I contacted the responsible project, but I never got an answer and never really got to the bottom of this. But here's what I think happened: This was a proof of concept file for a yet unfixed and undisclosed vulnerability. It appears the developer already had a testcase for that bug in his local copy of the source tree. And then created the tarball from that source tree. And by doing that leaked a PoC for a zeroday. FWIW, it was "only" a DoS bug. But still.
I wanted to disclose this eventually, but then a new version of that library came out and fixed the bug. And plenty of others, and well, people crash parsers for data formats from hell all the time. And I had some concerns that it would sound like I wanted to ridicule the dev, which wasn't my intention at all. But I already thought there's a deeper story here than someone accidentally leaking a PoC for an unfixed vuln. Why can this even happen?
Pretty much everyone develops code using Git these days, or some other SCM (some don't, there's this mail server, but I disgress). But people distribute code in tarballs. How does a Git repo become a tarball? The answer may disturb you. It's basically "every dev has some process, maybe some script, maybe some commands they remember". Nothing is reproducible, nothing is verifiable.
This creates a situation where even when the "many eyes" principle works, i.e. people are actually looking at the code, and at code changes and commits, you still have a path to a compromised package. Because noone checks how this git repo turns into a tarball. Because noone can, as nothing is standardized or reproducible. I can tell noone does for one of the most important libraries to parse one of the most important data formats, because of the story I just told you.
There were some substantial efforts to create "reproducible builds" in some areas. This is closely related, but not exactly the same thing. Even if we have reproducible builds, we don't have "reproducible source distribution". We should have that. Git already has some cryptographic integrity, and as much as it has some flaws (sha1...), it's a lot better than nothing at all. But we don't connect any of that to the actual source tarballs.
I think the same issue is true for most package managers out there. I don't think there's any mechanism that ties e.g. what's on pypi to what is in any git repo. (Anyone knows if any package manager does that?)
@hanno I don't know rpm or pacman but debian/ubuntu tie the package to a git tag which is a pointer to a specific commit. But git tags are shoddy design and are not immutable. Delete tag alter code recreate tag with same name. You'd have to grab tagged source build then compare hash to know source did not match. 100 to 1 that almost never happens. But massively more secure than windows apple android package handling so not true concern. But is weakness in git design.
@smxi I am pretty sure debian does not pull git sources for most of their packages.
@hanno I'm not sure where you got that idea since that's exactly what they do. I talk to #unit193 the #debian #ubuntu #inxi packager all the time and that's exactly what he does. I can double check with him if you want. Arch pacman packagers certainly pull from gitt then build. AUR is just direct live build scripts pilling from git. Rpm I don't follow but assume that's what they do. Unit193 has tracker script to alert on new tagged releases. I'll ask what he does now.
@smxi @hanno there is no hard and fast rule for Debian packages and where the orig.tar.gz tarball come from. Ideally these match what was released by upstream, but sometimes the Debian maintainer even repacks the tarball so it doesn't even match what upstream released. And the upstream tarball is rarely a git tag - more often than not it is the output of running 'make distcheck' against the git repo and like Hanno says this may then include other bits.

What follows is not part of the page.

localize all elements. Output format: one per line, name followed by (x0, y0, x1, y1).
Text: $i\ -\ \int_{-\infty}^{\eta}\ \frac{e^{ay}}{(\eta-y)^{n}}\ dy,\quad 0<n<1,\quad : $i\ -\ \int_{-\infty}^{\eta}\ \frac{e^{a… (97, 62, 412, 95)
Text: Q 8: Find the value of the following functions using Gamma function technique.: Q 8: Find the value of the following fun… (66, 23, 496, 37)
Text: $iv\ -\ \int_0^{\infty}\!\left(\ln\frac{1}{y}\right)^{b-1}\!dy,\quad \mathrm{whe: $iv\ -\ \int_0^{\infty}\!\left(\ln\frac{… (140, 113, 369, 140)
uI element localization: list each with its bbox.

@alexmurray @hanno while fuzzy on details I only started tagging because packagers said distro required it. Been too long but I want to say fedora asked. Maybe arch but don't remember. The point being reproducible builds based on a specific git commit.

Waiting to hear from packagers, now I'm curious. Lintian by FAR strictest packaging guidelines so doubtful any other pm will be more strict

I do #tinycore package for #inxi and they don't use that method at all.